OCLCとのILLシステム間リンクの運用開始


  平成14年4月15日から,OCLC Online Computer Library Center, Inc. とのILLシステム間リンクの運用を開始しました。これによって,日米間のドキュメント・デリバリー・サービスが本格的に運用されます。これは,日米大学図書館間の協議,および国立情報学研究所とOCLCとの協議の結果,実現したものです。
  このシステム間リンクに参加する図書館は,米国の図書館に対しても国内と同様の文献複写の依頼・受付業務が可能となります。平成14年6月現在で,日本国内から54館,米国側から21館が参加しています。米国側の参加館は,随時増加しています。
  このILLシステム間リンクは,ISO(国際標準化機構)の国際規格となっているILLプロトコルを使用しているもので,このプロトコルを用いた業務レベルでの書誌ユーティリティ間の接続は,世界で初めてです。 ILLシステム間リンクに関する最新の情報は,次のホームページを御参照ください。

・ILLシステム間リンク全般
       URL:http://www.nii.ac.jp/CAT-ILL/INFO/ILL/ISO/
・米国側参加館に関する情報
      URL:http://www.nii.ac.jp/CAT-ILL/INFO/ILL/ISO/OCLC-member-policy.html
・日本側参加館に関する情報
      URL:http://wwwsoc.nii.ac.jp/anul/ISOlink/top.html

  なお,本ILLシステム間リンクの参加館の追加募集は,別途御案内します。

(計量情報係)



電子ジャーナルの文献複写依頼における注意点



  本誌5号「電子ジャーナルに関するコーディングマニュアルの改訂」,6号「電子ジャーナルの総合目録データベース所蔵登録に関する調査」でお知らせしていますように,国立情報学研究所では,電子ジャーナルを総合目録データベースに登録する環境を整備しています。
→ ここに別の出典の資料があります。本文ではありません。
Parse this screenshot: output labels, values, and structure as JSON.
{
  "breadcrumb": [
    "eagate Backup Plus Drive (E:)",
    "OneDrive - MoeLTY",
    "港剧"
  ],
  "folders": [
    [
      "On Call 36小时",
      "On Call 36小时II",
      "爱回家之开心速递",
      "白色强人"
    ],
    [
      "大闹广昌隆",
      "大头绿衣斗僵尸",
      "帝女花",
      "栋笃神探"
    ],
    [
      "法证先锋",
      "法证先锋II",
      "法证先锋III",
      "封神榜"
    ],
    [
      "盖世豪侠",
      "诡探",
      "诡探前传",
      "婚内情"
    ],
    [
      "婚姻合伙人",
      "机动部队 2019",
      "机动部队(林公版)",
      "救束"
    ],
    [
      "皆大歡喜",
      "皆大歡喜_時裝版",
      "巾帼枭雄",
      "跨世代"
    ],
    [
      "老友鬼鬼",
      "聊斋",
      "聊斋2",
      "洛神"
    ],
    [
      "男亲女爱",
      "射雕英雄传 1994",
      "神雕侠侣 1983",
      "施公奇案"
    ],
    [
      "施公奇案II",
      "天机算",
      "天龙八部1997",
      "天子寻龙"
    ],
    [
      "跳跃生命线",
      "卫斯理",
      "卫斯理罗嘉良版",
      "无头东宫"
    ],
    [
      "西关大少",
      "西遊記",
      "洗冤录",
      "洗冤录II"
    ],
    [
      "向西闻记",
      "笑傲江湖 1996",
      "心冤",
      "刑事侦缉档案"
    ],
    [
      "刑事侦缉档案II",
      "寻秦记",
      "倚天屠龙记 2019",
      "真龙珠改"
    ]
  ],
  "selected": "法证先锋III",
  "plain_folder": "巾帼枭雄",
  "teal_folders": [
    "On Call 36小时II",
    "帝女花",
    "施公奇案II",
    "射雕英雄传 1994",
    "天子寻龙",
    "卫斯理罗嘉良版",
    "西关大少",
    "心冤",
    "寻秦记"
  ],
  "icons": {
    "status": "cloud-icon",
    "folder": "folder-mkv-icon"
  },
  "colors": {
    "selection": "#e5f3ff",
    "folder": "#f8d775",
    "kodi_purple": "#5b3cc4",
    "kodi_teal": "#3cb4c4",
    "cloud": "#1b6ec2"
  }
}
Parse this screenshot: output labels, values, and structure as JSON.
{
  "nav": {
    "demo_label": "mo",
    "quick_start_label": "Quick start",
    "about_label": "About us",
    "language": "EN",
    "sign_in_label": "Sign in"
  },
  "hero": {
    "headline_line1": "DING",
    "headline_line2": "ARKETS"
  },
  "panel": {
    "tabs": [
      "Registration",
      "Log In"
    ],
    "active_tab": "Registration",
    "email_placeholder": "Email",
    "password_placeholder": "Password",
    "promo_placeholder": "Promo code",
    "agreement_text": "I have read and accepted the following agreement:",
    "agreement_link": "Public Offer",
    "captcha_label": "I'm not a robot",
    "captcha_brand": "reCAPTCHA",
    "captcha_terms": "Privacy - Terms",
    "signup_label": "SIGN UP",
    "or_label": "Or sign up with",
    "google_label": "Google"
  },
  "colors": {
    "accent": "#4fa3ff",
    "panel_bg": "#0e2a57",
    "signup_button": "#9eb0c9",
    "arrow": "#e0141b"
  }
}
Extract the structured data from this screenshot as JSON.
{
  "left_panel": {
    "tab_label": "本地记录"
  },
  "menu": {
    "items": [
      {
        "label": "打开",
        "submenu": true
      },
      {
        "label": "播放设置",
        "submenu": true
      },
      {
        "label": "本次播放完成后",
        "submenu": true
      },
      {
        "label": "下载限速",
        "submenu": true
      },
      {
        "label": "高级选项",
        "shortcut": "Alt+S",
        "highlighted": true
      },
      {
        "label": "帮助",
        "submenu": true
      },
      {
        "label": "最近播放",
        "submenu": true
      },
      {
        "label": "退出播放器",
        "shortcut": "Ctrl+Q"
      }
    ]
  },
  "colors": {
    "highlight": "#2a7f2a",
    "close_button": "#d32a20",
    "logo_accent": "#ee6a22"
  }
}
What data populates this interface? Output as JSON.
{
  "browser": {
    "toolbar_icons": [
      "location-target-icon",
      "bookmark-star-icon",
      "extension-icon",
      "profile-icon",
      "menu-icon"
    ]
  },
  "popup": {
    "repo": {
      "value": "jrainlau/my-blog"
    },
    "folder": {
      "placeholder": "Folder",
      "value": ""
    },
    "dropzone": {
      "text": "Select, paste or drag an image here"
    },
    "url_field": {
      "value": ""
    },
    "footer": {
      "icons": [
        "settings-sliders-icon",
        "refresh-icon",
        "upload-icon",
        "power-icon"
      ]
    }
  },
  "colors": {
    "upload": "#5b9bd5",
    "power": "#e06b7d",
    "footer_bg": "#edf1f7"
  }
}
また,上記の調査の結果に基づいて,平成14年6月に電子ジャーナルの一括登録を行いました。
  この結果,NACSIS-ILLの書誌・所蔵検索でも電子ジャーナルの書誌・所蔵レコードがヒットする可能性があります。現在考えられる電子ジャーナルの文献複写依頼における注意点を以下にまとめましたので,ILL業務の参考としてください。

ある雑誌について,電子ジャーナルと冊子体の書誌があった場合は,特に必要のない限り,冊子体を所蔵している図書館へ依頼するようにしてください。また,電子ジャーナルの文献複写を依頼する場合は,所蔵館が電子ジャーナルの文献複写の受付を行っていることを必ず確認してから依頼してください。